Directors such as Ken Loach and Pedro Almodóvar have a long enough career in films to define their styles and communication with spectators the world over. Both are in Competition at the 59th Cannes Festival and will be judged by a jury presided over by Wong Kar Wai, also with an unmistakable melodramatic style of his own. Admirable it is, however, to observe how three directors also in the Cannes Competition, managed, with so few films, to build styles that are as characteristic as a signature, as unmistakable as a Picasso painting.

"Volver", by Pedro Almodóvar is a return of Almodóvar to a portrayal of a female world, with a wealth of detail - the essence of his hallmark. More than that, with each Almodóvar film, one of the actresses from his rich human universe is, in turn, crowned Queen. In "Volver", Penelope Cruz is the one to shine in all her splendor. To pay tribute to female strength in "Volver", Almodóvar is capable of annihilating any male morale. The few men in the film, one of which in memory alone, are either extremes - jerks - or lax individuals. One of these gives up running a restaurant in a village giving desperate Raimunda a free rein for creativity. Even to going as far as providing a rendition of an old tango by Gardel.

Turkish film maker Nuri Bilge Ceylan is also stylish and recognizable, although he is in Cannes presenting his fourth film - "Iklimler/ Climates/ Os Climas". His acknowledgement through the same festival was with a former film "Uzak". Although recognizable, his source comes from Michelangelo Antonioni`s cinema of non-communicability; moreover, this time, from the desolate winter landscapes depicted by Abbas Kiarostami. "Iklimler" is obsessively focussed on the image of the film maker himself: he invariably assigns the main role in all his films to himself. His wife, Ebru Ceylan, shares the other half of the screen with him and plays the main female role. On film, the couple cannot reach any degree of understanding. Happiness for one annihilates happiness for the other. The real world seems not to exist, for both also work for different television teams. One of the delights of the film is the fact it is high-definition digital. For the first time, the Cannes Festival is showing a film from the Competition list in digital - a most beautiful and impeccable projection. Fortunately, or unfortunately, the future of a digital film on screen evolves.

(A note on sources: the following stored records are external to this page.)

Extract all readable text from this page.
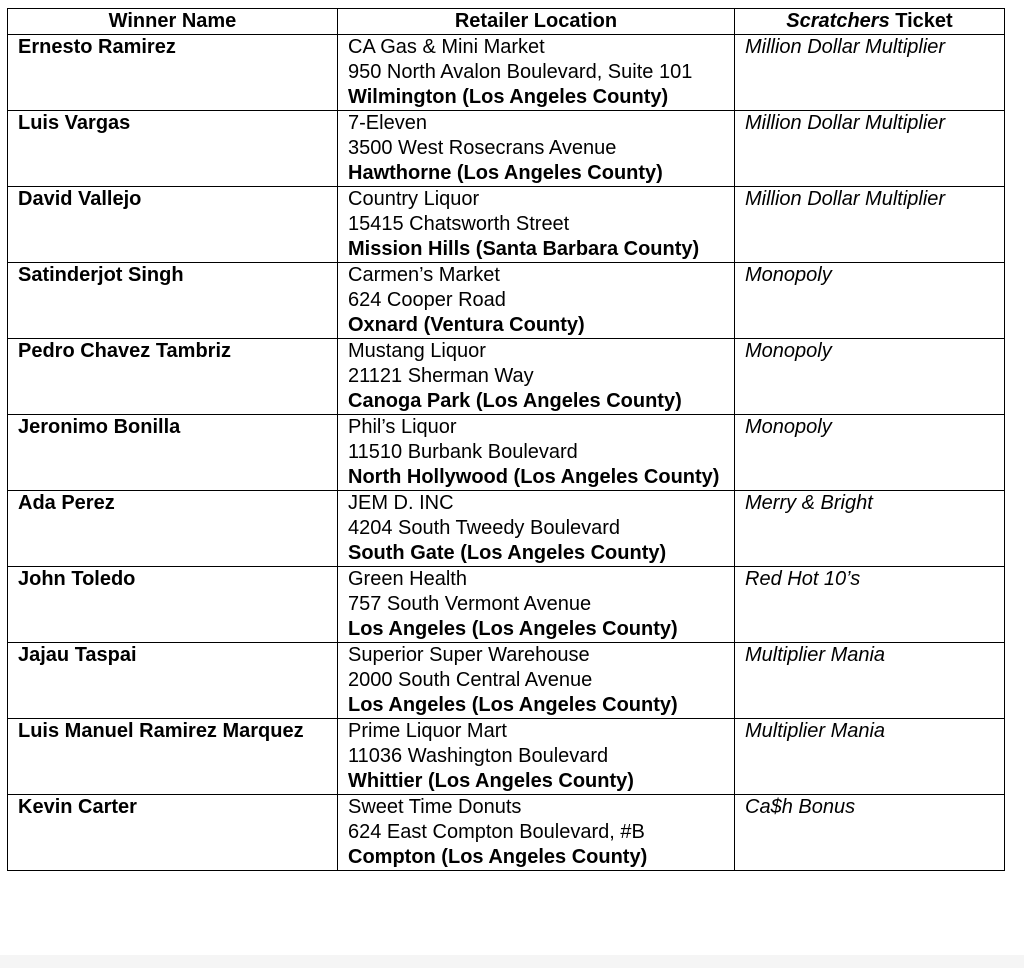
Winner Name	Retailer Location	Scratchers Ticket
Ernesto Ramirez	CA Gas & Mini Market
950 North Avalon Boulevard, Suite 101
Wilmington (Los Angeles County)	Million Dollar Multiplier
Luis Vargas	7-Eleven
3500 West Rosecrans Avenue
Hawthorne (Los Angeles County)	Million Dollar Multiplier
David Vallejo	Country Liquor
15415 Chatsworth Street
Mission Hills (Santa Barbara County)	Million Dollar Multiplier
Satinderjot Singh	Carmen’s Market
624 Cooper Road
Oxnard (Ventura County)	Monopoly
Pedro Chavez Tambriz	Mustang Liquor
21121 Sherman Way
Canoga Park (Los Angeles County)	Monopoly
Jeronimo Bonilla	Phil’s Liquor
11510 Burbank Boulevard
North Hollywood (Los Angeles County)	Monopoly
Ada Perez	JEM D. INC
4204 South Tweedy Boulevard
South Gate (Los Angeles County)	Merry & Bright
John Toledo	Green Health
757 South Vermont Avenue
Los Angeles (Los Angeles County)	Red Hot 10’s
Jajau Taspai	Superior Super Warehouse
2000 South Central Avenue
Los Angeles (Los Angeles County)	Multiplier Mania
Luis Manuel Ramirez Marquez	Prime Liquor Mart
11036 Washington Boulevard
Whittier (Los Angeles County)	Multiplier Mania
Kevin Carter	Sweet Time Donuts
624 East Compton Boulevard, #B
Compton (Los Angeles County)	Ca$h Bonus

As opposed to the Turkish film, the Finnish film by Aki Kaurismäki "Lights in the Dusk/ Laitakaupungin Valot" was filmed in classic mode and has proved exhuberant in its selection of dense colors, in the perfect equilibrium for characters that are overcome by the hardships of real life. The insignificant hero is an innocent nightguard who falls in love with a cold and seductive woman. She is under oath to a gang and wants only the access code to a jewelry store. Like Almodóvar, Kaurismäki has also built up his style over the course of time and bears a hallmark. Even the objects on view seem to bear his mark. In the films by the Finnish director, reality is fraudulent and human beings have their primary instincts all of them corrupted. With characters thus stunned, Kaurismäki`s film making is also unmistakable.

Mexican Alejandro González Iñarritu is, yet again, one of these recent phenomena that are possible to recognize by a style of their own. "Babel" is only the third film he is making (the other two were "Amores Perros/ Love`s a Bitch" and "21 Gramas/ 21 Grams", Iñarritu can be said to be acknowleged by a hallmark of his own in fragmented narrative that, little by little, forms a mosaic that is understandable to the spectator. With the long-awaited "Babel", in Competition, characters in Japan, in the U.S., on the Mexican frontier, and in the Morrocco desert make up a frail network that identifies itself by means of various cruel nuances of intolerance. As can be seen, Wong Kar Wai, one of the greatest stylists in cinema, will find it difficult to award a Festival prize to an equal. Possibly to Almodóvar?